Was treibt den Kurs von Adobe heute (13. Januar) nach unten?
Adobe Inc. (ADBE) wird bei $309,93 gehandelt, was einem starken Rückgang von $17,72 oder 5,41% gegenüber dem letzten Schlusskurs entspricht. Die Aktie liegt deutlich unter ihren wichtigsten gleitenden Durchschnitten - MA-20 bei 344,35 $, MA-50 bei 336,29 $ und MA-200 bei 360,17 $ - was auf eine anhaltende Schwäche in allen Zeitrahmen hindeutet.
Höhepunkte
- Investoren prüfen die Fähigkeit von Adobe, sein generatives KI-Produkt Firefly angesichts des zunehmenden Wettbewerbsdrucks einzuführen und zu vermarkten.

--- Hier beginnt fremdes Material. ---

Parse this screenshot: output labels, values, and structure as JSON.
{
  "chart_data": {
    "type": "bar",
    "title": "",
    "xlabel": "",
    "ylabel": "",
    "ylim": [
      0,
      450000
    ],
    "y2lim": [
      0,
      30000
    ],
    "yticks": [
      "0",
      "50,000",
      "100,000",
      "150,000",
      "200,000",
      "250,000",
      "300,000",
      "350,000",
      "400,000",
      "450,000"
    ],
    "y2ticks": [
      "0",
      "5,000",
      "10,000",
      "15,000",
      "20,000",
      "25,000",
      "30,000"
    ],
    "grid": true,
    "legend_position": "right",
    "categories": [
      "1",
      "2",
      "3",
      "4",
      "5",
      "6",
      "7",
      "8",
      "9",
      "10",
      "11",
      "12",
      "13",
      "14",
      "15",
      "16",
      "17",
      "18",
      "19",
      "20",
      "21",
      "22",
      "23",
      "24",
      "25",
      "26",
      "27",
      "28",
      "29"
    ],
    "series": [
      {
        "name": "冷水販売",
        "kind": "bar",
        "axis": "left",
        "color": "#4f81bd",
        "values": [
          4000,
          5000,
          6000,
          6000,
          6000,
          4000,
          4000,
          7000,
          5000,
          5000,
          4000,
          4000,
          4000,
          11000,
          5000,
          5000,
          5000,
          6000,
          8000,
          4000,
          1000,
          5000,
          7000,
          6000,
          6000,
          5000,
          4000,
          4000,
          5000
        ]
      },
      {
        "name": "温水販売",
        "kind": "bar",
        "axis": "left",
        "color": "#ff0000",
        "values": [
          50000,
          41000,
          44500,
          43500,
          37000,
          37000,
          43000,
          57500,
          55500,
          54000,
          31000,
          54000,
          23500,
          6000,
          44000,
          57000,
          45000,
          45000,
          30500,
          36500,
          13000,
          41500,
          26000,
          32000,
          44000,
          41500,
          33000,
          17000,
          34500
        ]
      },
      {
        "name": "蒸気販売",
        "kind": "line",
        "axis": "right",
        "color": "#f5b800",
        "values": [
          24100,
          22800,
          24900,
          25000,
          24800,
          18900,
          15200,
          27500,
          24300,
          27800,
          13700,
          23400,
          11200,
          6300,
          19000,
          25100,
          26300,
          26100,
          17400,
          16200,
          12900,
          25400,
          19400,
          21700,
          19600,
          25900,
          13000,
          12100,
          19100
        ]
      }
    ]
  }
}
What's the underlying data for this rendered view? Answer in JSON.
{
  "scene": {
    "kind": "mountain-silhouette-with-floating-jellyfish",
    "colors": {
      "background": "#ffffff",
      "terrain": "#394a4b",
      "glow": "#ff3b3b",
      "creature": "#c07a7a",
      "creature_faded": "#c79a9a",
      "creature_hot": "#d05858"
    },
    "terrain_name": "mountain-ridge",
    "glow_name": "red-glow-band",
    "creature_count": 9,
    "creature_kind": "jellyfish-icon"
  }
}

- Die langsamere Akzeptanz von Adobes Creative Cloud- und Experience Cloud-Diensten hat dazu beigetragen, dass man sich zunehmend Sorgen über den Wachstumspfad des Unternehmens macht.
- Adobes bevorstehender Ergebnisbericht am 12. März ist ein wichtiger Anhaltspunkt für die Beurteilung der Leistung des Unternehmens und seiner Reaktion auf den Marktdruck.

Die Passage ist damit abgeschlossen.